Introduction

The epithelial-mesenchymal transition (EMT), initially recognized as essential during embryonic development, has more recently been implicated in promoting carcinoma invasion and metastasis. The full accomplishment of the EMT process requires a complex genetic program that, together with the loss of the epithelial character, implies the acquisition of mesenchymal and motility properties. EMT can be exploited by normal or tumor epithelial cells to enable them to dissociate from their neighbours and migrate [1]. Several transcription factors have been identified as master regulators of EMT, including Snail, ZEB and Twist families, and their expression is tightly regulated at different steps of transcription, translation and protein stability control by a variety of cell-intrinsic pathways as well as extracellular cues [2]. A full understanding of the gene regulation network during this transition is essential but still far beyond completion.

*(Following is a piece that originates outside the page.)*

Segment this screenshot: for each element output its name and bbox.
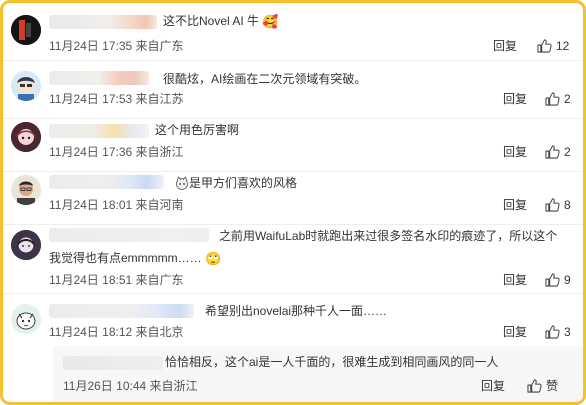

Long non-coding RNAs (lncRNAs) are a large class of transcripts longer than 200 nucleotides with limited protein coding potential [3]. Presently, only a small number of lncRNAs have been characterized functionally, and most of them are shown to exert their effects by regulating various aspects of gene expression, such as transcription, splicing, translation, protein stability control, etc [4-10] (Fig. 1). Many lncRNAs are shown to regulate important cancer hallmarks, including proliferation [11], senescence [12], apoptosis [13], metablism [14], drug-resistance [15], and metastasis [16, 17]. Metastases are the major cause of death from cancer [18] and probably derived from primary tumor cells that have undergone EMT [19]. Recently, an increasing number of studies report that lncRNAs represent some of the most differentially expressed transcripts between primary and metastatic cancers [20, 21]. Therefore, the crosstalk between lncRNAs and EMT regulators is an important topic in the field of cancer metastasis, and lncRNAs may be the missing links in the well-known EMT networks.